Sort Posts: Previous Next
  •  08-27-2008, 12:03 PM 45708

    Breaking text into parts at keywords

    Dear colleagues,

    I like to parse a text and split it at specific keywords (e.g. k1 or k2). I'll use it in a .NET application like

    MatchCollection matches = Regex.Matches (sSrc, sRegEx); but for testing I am using RadSoftware Regex-Designer.

    My sSrc is something like:

    "k1 blakblak\r\nblakblak k2 blablabla k1 data3 k2 bla\r\nbla"

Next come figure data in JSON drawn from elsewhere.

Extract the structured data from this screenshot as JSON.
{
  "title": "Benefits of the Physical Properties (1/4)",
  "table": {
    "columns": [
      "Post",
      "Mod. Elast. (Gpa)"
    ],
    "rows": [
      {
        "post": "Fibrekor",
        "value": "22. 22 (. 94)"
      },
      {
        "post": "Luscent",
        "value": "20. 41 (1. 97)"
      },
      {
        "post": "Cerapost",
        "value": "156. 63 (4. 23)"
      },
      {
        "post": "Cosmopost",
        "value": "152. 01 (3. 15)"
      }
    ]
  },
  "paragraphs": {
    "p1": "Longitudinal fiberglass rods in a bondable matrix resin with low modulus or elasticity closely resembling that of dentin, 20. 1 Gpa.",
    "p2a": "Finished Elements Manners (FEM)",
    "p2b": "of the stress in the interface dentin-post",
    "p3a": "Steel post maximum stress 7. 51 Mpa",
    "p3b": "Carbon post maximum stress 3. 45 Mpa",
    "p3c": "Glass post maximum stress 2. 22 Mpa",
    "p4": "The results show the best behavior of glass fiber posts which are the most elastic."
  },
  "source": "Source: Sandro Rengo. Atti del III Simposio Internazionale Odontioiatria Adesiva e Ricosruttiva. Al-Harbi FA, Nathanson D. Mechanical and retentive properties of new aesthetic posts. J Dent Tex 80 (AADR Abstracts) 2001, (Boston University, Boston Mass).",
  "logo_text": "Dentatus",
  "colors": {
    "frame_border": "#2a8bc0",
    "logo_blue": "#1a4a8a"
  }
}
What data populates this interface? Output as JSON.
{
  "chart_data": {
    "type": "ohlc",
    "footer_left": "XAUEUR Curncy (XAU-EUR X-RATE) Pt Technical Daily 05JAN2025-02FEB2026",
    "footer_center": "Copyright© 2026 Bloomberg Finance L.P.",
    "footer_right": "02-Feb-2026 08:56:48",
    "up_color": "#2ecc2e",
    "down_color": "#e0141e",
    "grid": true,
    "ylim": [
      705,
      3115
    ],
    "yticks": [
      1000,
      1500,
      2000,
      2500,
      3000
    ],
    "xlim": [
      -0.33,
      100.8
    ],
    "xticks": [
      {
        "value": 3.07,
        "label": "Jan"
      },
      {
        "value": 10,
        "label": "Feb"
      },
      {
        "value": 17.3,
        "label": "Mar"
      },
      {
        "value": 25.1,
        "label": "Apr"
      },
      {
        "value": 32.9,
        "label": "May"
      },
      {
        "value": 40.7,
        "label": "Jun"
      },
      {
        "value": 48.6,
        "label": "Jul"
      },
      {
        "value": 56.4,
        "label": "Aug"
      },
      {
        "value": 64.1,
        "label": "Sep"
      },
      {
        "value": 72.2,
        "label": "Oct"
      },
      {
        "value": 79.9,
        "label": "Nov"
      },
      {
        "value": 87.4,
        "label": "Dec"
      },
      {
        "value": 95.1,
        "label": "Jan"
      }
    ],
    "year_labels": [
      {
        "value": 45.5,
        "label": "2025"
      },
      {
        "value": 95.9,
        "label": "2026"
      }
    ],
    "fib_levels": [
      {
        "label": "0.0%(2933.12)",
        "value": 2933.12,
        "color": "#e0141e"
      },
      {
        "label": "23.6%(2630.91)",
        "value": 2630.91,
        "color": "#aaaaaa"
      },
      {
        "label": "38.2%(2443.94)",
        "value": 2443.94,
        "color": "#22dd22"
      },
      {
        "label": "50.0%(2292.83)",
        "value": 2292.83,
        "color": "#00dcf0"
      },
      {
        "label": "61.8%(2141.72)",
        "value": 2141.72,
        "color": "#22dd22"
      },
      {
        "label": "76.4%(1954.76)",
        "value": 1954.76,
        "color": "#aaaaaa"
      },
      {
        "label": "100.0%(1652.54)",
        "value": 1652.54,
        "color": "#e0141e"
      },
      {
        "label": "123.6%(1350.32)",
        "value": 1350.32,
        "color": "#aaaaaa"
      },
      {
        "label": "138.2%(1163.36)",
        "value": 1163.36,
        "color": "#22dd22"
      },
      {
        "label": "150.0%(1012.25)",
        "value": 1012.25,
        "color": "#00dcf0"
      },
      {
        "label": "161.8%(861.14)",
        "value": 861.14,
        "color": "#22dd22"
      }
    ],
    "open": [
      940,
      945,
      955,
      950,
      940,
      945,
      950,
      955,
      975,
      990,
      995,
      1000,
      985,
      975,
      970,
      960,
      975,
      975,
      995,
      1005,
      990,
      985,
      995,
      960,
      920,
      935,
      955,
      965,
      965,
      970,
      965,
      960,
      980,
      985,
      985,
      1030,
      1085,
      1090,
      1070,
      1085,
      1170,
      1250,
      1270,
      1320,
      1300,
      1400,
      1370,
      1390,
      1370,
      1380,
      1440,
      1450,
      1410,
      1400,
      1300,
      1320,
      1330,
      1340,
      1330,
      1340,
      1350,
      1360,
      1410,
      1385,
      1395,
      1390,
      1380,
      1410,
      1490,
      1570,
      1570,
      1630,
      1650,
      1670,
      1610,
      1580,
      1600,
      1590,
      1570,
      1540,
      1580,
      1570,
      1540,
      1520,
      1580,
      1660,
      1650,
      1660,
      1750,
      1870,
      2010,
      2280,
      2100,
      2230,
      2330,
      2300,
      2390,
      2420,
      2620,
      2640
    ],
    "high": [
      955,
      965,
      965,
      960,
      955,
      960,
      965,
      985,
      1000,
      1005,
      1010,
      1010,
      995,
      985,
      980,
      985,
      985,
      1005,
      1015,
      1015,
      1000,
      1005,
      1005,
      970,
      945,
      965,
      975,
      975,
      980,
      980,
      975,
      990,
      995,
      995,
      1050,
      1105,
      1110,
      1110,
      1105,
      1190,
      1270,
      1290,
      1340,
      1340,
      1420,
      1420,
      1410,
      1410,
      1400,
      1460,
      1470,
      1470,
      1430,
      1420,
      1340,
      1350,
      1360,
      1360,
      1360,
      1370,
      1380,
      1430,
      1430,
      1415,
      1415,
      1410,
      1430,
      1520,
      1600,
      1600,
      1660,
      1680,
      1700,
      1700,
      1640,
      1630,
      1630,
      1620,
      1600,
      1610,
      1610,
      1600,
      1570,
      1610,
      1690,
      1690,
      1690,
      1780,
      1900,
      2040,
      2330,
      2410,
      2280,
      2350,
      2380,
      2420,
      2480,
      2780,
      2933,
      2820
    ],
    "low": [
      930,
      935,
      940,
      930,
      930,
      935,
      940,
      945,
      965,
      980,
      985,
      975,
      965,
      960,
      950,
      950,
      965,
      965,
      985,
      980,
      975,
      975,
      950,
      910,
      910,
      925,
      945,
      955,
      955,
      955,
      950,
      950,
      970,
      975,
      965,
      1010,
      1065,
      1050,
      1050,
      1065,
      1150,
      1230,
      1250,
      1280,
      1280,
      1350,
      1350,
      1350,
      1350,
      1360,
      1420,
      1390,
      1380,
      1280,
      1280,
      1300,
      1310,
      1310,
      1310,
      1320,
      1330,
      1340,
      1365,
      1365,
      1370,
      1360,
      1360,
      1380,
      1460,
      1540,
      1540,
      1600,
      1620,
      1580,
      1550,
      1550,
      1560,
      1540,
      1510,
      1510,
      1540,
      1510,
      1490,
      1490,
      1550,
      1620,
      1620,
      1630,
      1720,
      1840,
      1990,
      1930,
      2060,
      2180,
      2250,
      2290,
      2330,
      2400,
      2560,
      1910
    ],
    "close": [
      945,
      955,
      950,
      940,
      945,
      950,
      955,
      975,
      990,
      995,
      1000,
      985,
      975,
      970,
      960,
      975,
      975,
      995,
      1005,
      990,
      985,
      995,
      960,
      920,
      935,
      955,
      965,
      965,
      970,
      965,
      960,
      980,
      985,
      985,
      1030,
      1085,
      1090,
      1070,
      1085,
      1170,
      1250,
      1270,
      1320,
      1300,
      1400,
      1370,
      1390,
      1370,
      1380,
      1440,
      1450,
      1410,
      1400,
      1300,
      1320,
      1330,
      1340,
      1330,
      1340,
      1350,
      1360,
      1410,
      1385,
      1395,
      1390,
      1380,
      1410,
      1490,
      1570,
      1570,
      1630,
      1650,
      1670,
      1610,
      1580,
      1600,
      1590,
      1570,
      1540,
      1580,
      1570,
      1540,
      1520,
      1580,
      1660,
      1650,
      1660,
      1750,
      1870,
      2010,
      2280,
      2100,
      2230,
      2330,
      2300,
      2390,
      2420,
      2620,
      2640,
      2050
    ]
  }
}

    I like to get multiple matches:

    • "k1 blakblak\r\nblakblak "
    • "k2 blablabla "
    • "k1 data3 "
    • "k2 bla\r\nbla"

    I tried: "\b(k1|k2)\b[^(k1|k2)]*", but matches ended at any character 'k' and not at the word k1 or k2, returning "k1 bla" instead of "k1 blakblak\r\nblakblak".

    I don't know how to stop matching at specific words instead instead of single characters.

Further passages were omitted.